牧野愛博(まきの・よしひろ) 朝日新聞記者(朝鮮半島・日米関係担当)
1965年生まれ。早稲田大学法学部卒。大阪商船三井船舶(現・商船三井)勤務を経て1991年、朝日新聞入社。瀬戸通信局、政治部、販売局、機動特派員兼国際報道部次長、全米民主主義基金(NED)客員研究員、ソウル支局長などを経験。著書に「絶望の韓国」(文春新書)、「金正恩の核が北朝鮮を滅ぼす日」(講談社+α新書)、「ルポ金正恩とトランプ」(朝日新聞出版)など。
※プロフィールは原則として、論座に最後に執筆した当時のものです
GSOMIAで日韓を歩み寄らせた米国。次は双方に防衛費分担を強く迫る
関係者の間では「トランプ氏が韓国にGSOMIA延長を働きかけたら、1発で韓国は応じるだろう」という見方が支配的だった。だが、トランプ氏は11月22日にGSOMIA騒動がいったん沈静化するまで、まったくこの問題について触れなかった。
逆に、韓国側はだからこそ、「ハウス・トゥ・ハウス(ホワイトハウスと青瓦台)の関係は大丈夫だ」(金鉉宗氏)と計算していた。「トランプ氏はGSOMIAに関心がないから、破棄しても米韓関係は悪くならない」という読みだった。
だが、逆にトランプ氏が無関心だったことが幸いし、ポッティンジャー氏が自由に動くことができた。米韓関係筋は「トランプ氏はGSOMIAに関心がないから、ポッティンジャー氏の動きにも興味がなかった」と語る。
ポッティンジャー氏は頭の回転が速く、どうすればトランプ氏が怒らないかも熟知している人物とされる。ホワイトハウスが動き始めるタイミングは遅かったし、そのために日韓GSOMIAは失効寸前まで行ったが、最後は関係が良好な国務省や国防総省の願いを聞き入れたポッティンジャー氏の努力が実った。
他方、「日韓GSOMIAが破棄されても構わない」「破棄されても被る損害はごくわずかだ」と強弁していた安倍政権も、ホワイトハウスの前では言いなりになるしかなかった。「ホワイトハウスとの関係を壊してまでGSOMIA失効を傍観することはできない」という政治判断だったのだろうが、「米国の言いなり」という印象も残った。

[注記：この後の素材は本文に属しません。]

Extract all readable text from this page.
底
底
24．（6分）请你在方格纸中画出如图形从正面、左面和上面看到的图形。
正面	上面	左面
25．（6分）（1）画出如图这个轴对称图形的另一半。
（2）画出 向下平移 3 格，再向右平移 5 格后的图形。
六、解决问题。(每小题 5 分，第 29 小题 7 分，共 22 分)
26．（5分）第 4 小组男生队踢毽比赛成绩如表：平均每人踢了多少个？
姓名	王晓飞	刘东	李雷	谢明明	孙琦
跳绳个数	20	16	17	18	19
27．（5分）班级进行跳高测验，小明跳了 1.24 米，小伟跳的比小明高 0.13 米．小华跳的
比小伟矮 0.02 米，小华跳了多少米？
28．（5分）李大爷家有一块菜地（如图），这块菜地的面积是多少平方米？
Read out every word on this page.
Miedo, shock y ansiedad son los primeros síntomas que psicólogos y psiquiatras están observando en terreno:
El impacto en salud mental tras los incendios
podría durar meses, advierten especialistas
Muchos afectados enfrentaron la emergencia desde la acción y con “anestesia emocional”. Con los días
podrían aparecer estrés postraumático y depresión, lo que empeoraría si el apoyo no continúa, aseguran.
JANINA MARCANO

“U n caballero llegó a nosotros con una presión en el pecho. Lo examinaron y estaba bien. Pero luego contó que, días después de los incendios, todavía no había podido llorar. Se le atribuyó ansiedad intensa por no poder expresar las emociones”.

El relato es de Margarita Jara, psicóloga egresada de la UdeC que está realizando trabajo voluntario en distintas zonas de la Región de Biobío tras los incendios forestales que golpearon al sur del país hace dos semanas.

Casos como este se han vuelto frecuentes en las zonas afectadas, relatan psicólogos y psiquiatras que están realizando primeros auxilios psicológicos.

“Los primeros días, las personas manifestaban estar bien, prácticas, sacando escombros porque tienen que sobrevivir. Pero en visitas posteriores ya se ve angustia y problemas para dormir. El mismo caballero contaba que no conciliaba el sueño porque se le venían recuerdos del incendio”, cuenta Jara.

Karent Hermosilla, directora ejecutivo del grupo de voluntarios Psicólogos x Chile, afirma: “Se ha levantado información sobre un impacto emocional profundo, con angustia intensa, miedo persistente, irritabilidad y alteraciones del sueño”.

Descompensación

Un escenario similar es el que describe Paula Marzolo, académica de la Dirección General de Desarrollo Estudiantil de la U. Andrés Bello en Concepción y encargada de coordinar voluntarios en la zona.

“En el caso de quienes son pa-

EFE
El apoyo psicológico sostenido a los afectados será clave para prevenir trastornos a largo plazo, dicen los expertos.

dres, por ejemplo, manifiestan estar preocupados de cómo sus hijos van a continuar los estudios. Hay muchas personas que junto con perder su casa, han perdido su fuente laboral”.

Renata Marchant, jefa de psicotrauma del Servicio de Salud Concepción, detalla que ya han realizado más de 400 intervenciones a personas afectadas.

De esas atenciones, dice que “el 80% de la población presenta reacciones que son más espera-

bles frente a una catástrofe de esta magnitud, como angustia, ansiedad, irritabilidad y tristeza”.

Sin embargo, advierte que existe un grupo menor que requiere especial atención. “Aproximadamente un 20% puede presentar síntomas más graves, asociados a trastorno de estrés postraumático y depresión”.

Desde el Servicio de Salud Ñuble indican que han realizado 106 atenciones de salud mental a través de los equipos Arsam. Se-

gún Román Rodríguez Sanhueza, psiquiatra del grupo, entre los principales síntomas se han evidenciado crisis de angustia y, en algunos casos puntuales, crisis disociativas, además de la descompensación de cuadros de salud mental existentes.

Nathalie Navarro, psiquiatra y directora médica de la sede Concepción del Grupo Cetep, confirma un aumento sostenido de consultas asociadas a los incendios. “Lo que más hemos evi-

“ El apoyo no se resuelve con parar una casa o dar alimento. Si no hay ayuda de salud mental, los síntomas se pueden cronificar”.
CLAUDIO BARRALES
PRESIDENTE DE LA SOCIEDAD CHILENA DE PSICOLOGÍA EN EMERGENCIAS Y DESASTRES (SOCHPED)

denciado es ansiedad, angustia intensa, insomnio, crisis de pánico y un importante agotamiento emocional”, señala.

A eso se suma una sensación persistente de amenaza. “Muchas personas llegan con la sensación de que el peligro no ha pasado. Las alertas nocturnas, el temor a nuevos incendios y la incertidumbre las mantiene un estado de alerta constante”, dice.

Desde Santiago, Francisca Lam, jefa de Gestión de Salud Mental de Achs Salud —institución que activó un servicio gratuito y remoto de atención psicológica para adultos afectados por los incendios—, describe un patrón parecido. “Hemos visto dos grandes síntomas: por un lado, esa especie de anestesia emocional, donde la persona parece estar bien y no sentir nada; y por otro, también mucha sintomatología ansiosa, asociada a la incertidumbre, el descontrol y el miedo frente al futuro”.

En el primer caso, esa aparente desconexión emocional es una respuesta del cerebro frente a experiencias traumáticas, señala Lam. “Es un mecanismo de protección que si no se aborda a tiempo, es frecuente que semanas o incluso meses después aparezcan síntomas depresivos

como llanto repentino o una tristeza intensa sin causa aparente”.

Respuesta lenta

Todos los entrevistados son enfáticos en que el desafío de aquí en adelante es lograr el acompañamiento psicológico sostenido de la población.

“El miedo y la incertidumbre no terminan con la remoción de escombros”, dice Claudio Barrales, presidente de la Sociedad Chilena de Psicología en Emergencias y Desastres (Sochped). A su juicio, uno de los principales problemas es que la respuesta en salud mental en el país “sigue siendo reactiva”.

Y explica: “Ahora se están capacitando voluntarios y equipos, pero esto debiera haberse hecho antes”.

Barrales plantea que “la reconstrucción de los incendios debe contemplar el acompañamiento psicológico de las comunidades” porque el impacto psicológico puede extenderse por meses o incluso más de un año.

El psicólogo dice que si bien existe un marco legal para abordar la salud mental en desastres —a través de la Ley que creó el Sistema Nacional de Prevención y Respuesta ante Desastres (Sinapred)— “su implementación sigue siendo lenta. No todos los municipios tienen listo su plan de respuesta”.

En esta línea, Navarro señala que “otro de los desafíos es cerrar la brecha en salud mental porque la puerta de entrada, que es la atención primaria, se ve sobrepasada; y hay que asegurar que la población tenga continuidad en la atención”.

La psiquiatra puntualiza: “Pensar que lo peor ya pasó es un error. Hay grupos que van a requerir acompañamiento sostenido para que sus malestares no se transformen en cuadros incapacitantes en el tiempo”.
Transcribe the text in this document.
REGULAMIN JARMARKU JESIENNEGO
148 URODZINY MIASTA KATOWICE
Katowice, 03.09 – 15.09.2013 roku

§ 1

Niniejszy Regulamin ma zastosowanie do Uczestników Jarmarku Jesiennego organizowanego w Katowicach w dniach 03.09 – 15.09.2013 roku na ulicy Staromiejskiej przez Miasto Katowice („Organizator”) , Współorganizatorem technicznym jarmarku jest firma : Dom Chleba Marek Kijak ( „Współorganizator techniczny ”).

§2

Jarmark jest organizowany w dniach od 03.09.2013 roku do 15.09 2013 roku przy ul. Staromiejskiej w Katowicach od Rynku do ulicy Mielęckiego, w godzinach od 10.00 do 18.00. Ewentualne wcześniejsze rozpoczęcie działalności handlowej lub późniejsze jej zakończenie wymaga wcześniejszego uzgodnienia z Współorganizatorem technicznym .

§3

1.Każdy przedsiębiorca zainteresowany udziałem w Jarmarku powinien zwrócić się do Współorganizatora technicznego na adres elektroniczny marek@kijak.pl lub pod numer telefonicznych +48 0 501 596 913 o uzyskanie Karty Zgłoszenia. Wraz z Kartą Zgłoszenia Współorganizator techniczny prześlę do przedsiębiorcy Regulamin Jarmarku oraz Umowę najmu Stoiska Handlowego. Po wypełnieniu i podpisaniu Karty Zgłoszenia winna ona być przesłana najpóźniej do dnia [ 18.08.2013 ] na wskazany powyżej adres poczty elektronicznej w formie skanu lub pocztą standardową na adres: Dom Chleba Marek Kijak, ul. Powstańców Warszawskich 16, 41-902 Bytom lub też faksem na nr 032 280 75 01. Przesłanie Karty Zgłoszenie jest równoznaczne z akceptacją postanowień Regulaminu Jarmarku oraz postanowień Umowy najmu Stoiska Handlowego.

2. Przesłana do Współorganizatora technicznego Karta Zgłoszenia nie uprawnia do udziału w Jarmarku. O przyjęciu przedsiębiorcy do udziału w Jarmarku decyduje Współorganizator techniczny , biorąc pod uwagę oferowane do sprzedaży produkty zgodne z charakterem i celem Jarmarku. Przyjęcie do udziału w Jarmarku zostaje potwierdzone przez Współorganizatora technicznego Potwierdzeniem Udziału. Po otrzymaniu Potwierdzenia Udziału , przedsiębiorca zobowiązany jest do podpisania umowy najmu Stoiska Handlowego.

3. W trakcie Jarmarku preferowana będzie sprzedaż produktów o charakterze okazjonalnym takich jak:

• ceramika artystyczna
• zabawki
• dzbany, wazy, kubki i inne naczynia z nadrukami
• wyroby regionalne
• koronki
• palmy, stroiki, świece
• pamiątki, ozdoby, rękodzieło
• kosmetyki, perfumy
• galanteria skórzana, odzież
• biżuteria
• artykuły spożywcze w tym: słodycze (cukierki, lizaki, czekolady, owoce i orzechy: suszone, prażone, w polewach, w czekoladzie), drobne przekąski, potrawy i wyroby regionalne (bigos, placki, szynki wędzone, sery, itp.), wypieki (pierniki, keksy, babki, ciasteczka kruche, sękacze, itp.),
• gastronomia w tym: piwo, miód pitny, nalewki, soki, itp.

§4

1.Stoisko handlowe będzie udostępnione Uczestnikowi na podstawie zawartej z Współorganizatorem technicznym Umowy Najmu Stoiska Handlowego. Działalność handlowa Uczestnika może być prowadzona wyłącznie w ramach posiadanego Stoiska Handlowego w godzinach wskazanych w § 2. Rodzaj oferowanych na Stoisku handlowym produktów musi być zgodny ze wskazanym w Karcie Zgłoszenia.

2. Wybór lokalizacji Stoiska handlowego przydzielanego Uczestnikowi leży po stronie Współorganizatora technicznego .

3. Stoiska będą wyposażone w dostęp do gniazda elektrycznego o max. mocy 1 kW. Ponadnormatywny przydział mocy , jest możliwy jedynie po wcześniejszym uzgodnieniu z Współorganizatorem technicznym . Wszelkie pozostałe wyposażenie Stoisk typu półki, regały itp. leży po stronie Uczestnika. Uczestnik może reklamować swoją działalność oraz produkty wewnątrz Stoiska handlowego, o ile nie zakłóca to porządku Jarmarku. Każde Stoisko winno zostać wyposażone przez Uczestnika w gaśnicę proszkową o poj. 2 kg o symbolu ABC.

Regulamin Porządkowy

政府・自民党はGSOMIA失効回避を受け、「パーフェクトゲームだ」と息巻いているが、舞台裏を見れば、何のことはない。自分の意見を最後まで貫き通したわけではないし、国際法的には不安を残しての見切り発車だったのだから、それだけ見ても「完勝」というのはおこがましいだろう。